In deze zaak, die voor het Gerechtshof 's-Hertogenbosch werd behandeld, ging het om een samenwerkingsovereenkomst tussen partijen [X.] en [Y.], waarbij [X.] een octrooi diende in te brengen in de vennootschap '[Z.] B.V.'. [X.] had de procedure aangespannen om uitleg te krijgen over de samenwerkingsovereenkomst en stelde dat hij het octrooi niet hoefde in te brengen. De rechtbank had eerder alle vorderingen van [X.] afgewezen, waarna hij in hoger beroep ging.

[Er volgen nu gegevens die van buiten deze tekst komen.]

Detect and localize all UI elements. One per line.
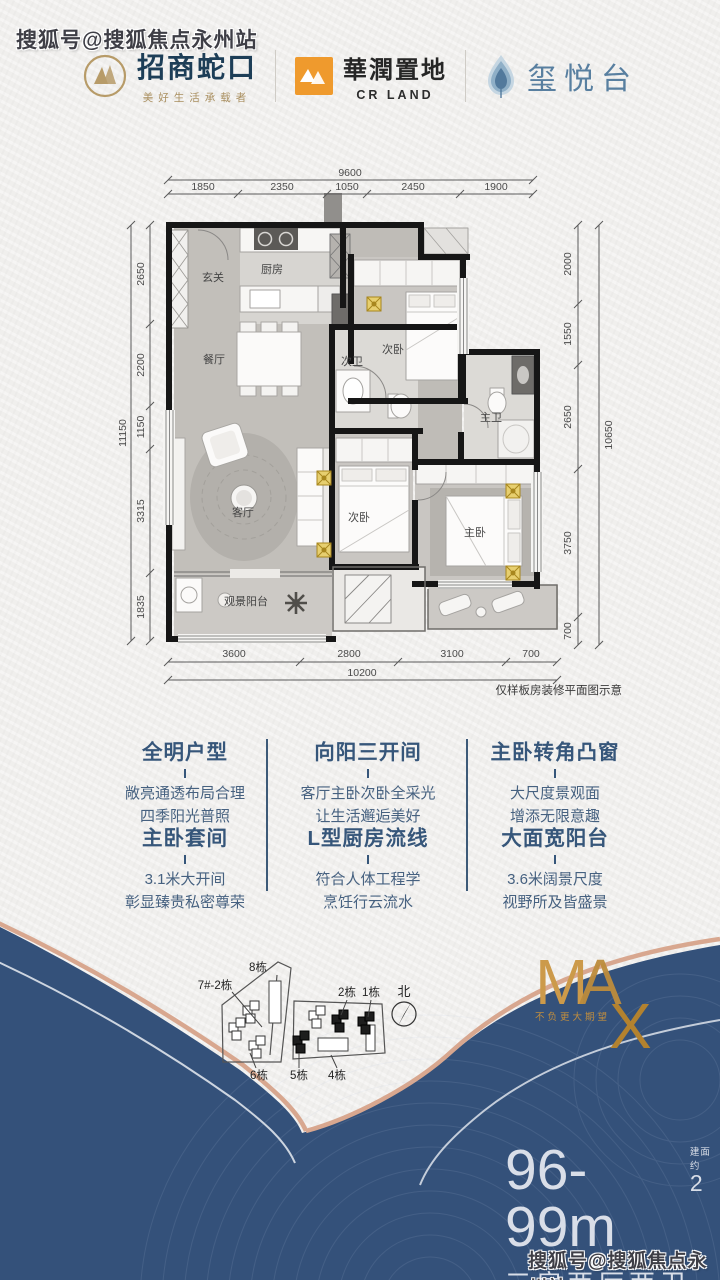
feature-title: 向阳三开间: [268, 735, 468, 765]
dim-top-3: 2450: [401, 181, 425, 193]
feature-tick: [554, 769, 556, 778]
watermark-bottom: 搜狐号@搜狐焦点永州站: [528, 1246, 720, 1280]
room-label-balcony: 观景阳台: [224, 594, 268, 608]
area-row: 96-99m 建面约 2: [505, 1142, 720, 1256]
max-logo: M A X 不负更大期望: [533, 936, 693, 1054]
building-bar-8: [269, 981, 281, 1023]
label-b6: 6栋: [250, 1068, 268, 1082]
feature-line: 客厅主卧次卧全采光: [268, 783, 468, 806]
dim-top-2: 1050: [335, 181, 359, 193]
label-b4: 4栋: [328, 1068, 346, 1082]
dim-bottom-total: 10200: [347, 667, 376, 679]
dim-left-0: 2650: [135, 262, 147, 286]
dim-top-1: 2350: [270, 181, 294, 193]
feature-tick: [184, 769, 186, 778]
label-b5: 5栋: [290, 1068, 308, 1082]
label-b7: 7#-2栋: [198, 978, 233, 992]
brand-crland-sub: CR LAND: [356, 88, 433, 102]
dim-left-2: 1150: [135, 416, 147, 439]
brand-xiyuetai-name: 玺悦台: [527, 54, 638, 98]
area-range: 96-99m: [505, 1142, 690, 1256]
feature-line: 大尺度景观面: [455, 783, 655, 806]
feature-tick: [367, 855, 369, 864]
room-label-bath1: 主卫: [480, 411, 502, 424]
dim-right-2: 2650: [562, 405, 574, 429]
brand-cmsk: 招商蛇口 美好生活承载者: [82, 46, 257, 105]
label-north: 北: [397, 984, 410, 999]
dim-right-0: 2000: [562, 252, 574, 276]
feature-cell: 向阳三开间 客厅主卧次卧全采光 让生活邂逅美好: [268, 735, 468, 828]
dim-top-4: 1900: [484, 181, 508, 193]
poster-page: 招商蛇口 美好生活承载者 華潤置地 CR LAND: [0, 0, 720, 1280]
floorplan: 玄关 厨房 餐厅 次卫 次卧 主卫 客厅 次卧 主卧 观景阳台 9600 185…: [0, 160, 720, 720]
dim-bottom-1: 2800: [337, 648, 361, 660]
brand-xiyuetai: 玺悦台: [484, 53, 638, 99]
dim-top-total: 9600: [338, 167, 362, 179]
dim-left-1: 2200: [135, 353, 147, 377]
dim-bottom-2: 3100: [440, 648, 464, 660]
north-compass: [392, 1001, 416, 1026]
feature-line: 符合人体工程学: [268, 869, 468, 892]
label-b8: 8栋: [249, 960, 267, 974]
header-divider: [275, 50, 276, 102]
feature-tick: [367, 769, 369, 778]
feature-cell: 大面宽阳台 3.6米阔景尺度 视野所及皆盛景: [455, 821, 655, 914]
feature-title: L型厨房流线: [268, 821, 468, 851]
watermark-top: 搜狐号@搜狐焦点永州站: [16, 24, 257, 54]
feature-cell: L型厨房流线 符合人体工程学 烹饪行云流水: [268, 821, 468, 914]
area-superscript: 2: [690, 1172, 703, 1195]
room-label-kitchen: 厨房: [261, 263, 283, 276]
feature-cell: 全明户型 敞亮通透布局合理 四季阳光普照: [85, 735, 285, 828]
room-label-bed2b: 次卧: [348, 510, 370, 524]
cmsk-logo-icon: [82, 53, 128, 99]
feature-cell: 主卧套间 3.1米大开间 彰显臻贵私密尊荣: [85, 821, 285, 914]
building-bar-4: [318, 1038, 348, 1051]
dim-bottom-3: 700: [522, 648, 540, 660]
max-slogan: 不负更大期望: [535, 1011, 610, 1023]
feature-tick: [184, 855, 186, 864]
feature-title: 大面宽阳台: [455, 821, 655, 851]
feature-title: 主卧套间: [85, 821, 285, 851]
room-label-bed1: 主卧: [464, 526, 486, 539]
dim-right-1: 1550: [562, 322, 574, 346]
max-letter-x: X: [609, 990, 652, 1054]
label-b2: 2栋: [338, 985, 356, 999]
dim-left-4: 1835: [135, 595, 147, 619]
dim-left-total: 11150: [117, 419, 129, 447]
dim-right-4: 700: [562, 622, 574, 640]
brand-header: 招商蛇口 美好生活承载者 華潤置地 CR LAND: [0, 46, 720, 105]
dim-bottom-0: 3600: [222, 648, 246, 660]
dim-left-3: 3315: [135, 499, 147, 523]
dim-right-total: 10650: [603, 420, 615, 449]
feature-tick: [554, 855, 556, 864]
feature-line: 3.6米阔景尺度: [455, 869, 655, 892]
room-label-entry: 玄关: [202, 270, 224, 284]
xiyuetai-logo-icon: [484, 53, 518, 99]
room-label-bath2: 次卫: [341, 354, 363, 368]
brand-crland-name: 華潤置地: [343, 50, 447, 85]
header-divider: [465, 50, 466, 102]
crland-logo-icon: [294, 56, 334, 96]
floorplan-caption: 仅样板房装修平面图示意: [496, 683, 623, 697]
room-label-dining: 餐厅: [203, 352, 225, 366]
siteplan-labels: 8栋 7#-2栋 2栋 1栋 6栋 5栋 4栋 北: [198, 960, 411, 1082]
brand-crland: 華潤置地 CR LAND: [294, 50, 447, 102]
feature-line: 敞亮通透布局合理: [85, 783, 285, 806]
room-label-living: 客厅: [232, 505, 254, 519]
room-label-bed2a: 次卧: [382, 342, 404, 356]
feature-line: 3.1米大开间: [85, 869, 285, 892]
feature-title: 全明户型: [85, 735, 285, 765]
dim-right-3: 3750: [562, 531, 574, 555]
label-b1: 1栋: [362, 985, 380, 999]
dim-top-0: 1850: [191, 181, 215, 193]
area-unit-label: 建面约: [690, 1144, 720, 1172]
feature-cell: 主卧转角凸窗 大尺度景观面 增添无限意趣: [455, 735, 655, 828]
brand-cmsk-tagline: 美好生活承载者: [143, 90, 252, 105]
feature-title: 主卧转角凸窗: [455, 735, 655, 765]
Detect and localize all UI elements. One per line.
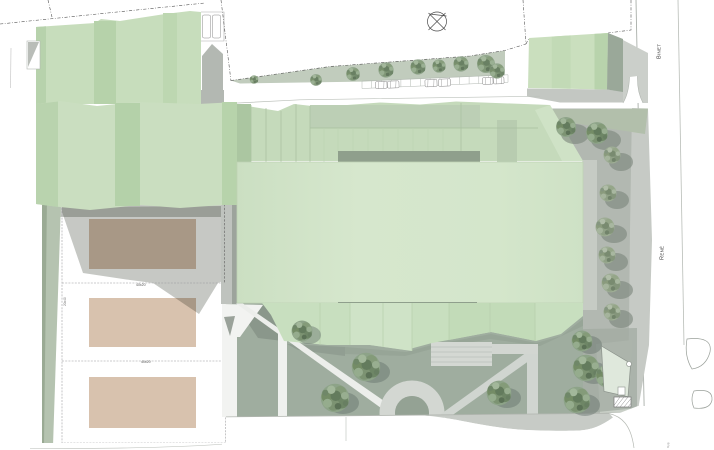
svg-text:40x20: 40x20 (136, 283, 146, 287)
svg-text:20x40: 20x40 (63, 297, 67, 306)
svg-text:40x20: 40x20 (141, 360, 151, 364)
svg-text:rue: rue (666, 442, 670, 448)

Het hof oordeelde dat de wet niet voorziet in een incidentele vordering zoals door [X.] was ingediend. De verwijzing naar het gerechtshof te 's-Gravenhage werd afgewezen, omdat er geen procedure aanhangig was bij dat hof. Het hof stelde vast dat de kwestie van de samenwerkingsovereenkomst en de uitleg daarvan onder het Burgerlijk Wetboek valt en niet onder de Rijksoctrooiwet 1995.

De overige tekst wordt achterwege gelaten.